The confusion is sort of understandable, since the language of the measure states unambiguously that “no member of any family shall participate in the food stamp program at any time that any able-bodied eligible adult member of such household is on strike.” It goes on to say that families that were eligible immediately before the strike do not lose their eligibility as a result of a strike. But that “at any time” language makes it sound like families are going to be cut off, and the nuance of continued eligibility—which basically means that no family on food stamps will be cut off as a result of a strike—is lost on most of the reporters, including the Times editorialist.
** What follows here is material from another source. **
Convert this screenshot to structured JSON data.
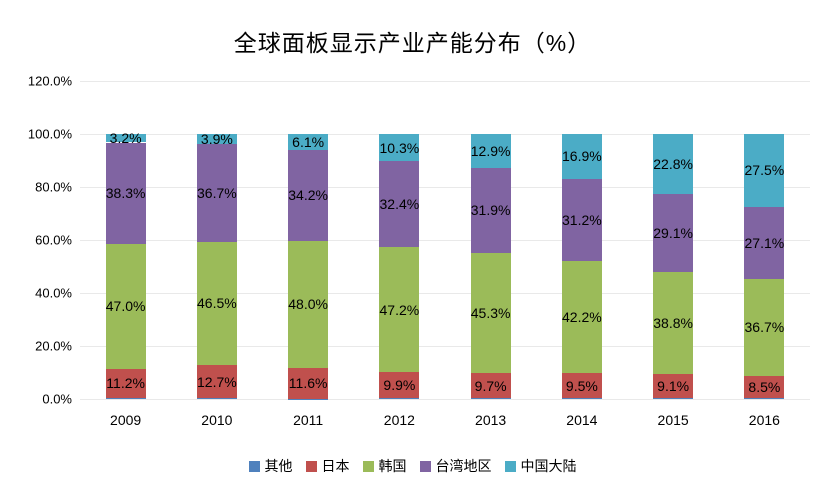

The original March 23 ThinkProgress.com blog post on the bill has an update (undated, which is ironic since “date” is part of its name) reporting that, “Believe it or not,” the anti-strike language “is actually part of a 1981 Reagan era law.”
Speaking of wacky legislation, Israel’s religious affairs minister, Yaakov Margi of Shas, wants to introduce legislation in the Knesset stipulating that “there are no streams in Judaism, only one that has been passed down to us from generation to generation,” namely Orthodoxy. The Jerusalem Post reports that Margi’s legislation would also make Israel’s Chief Rabbinate “the supreme rabbinical institution in Israel and the world.” The Masorti movement of Conservative Judaism and the Jewish Agency for Israel are fighting the bill, according to another Post report.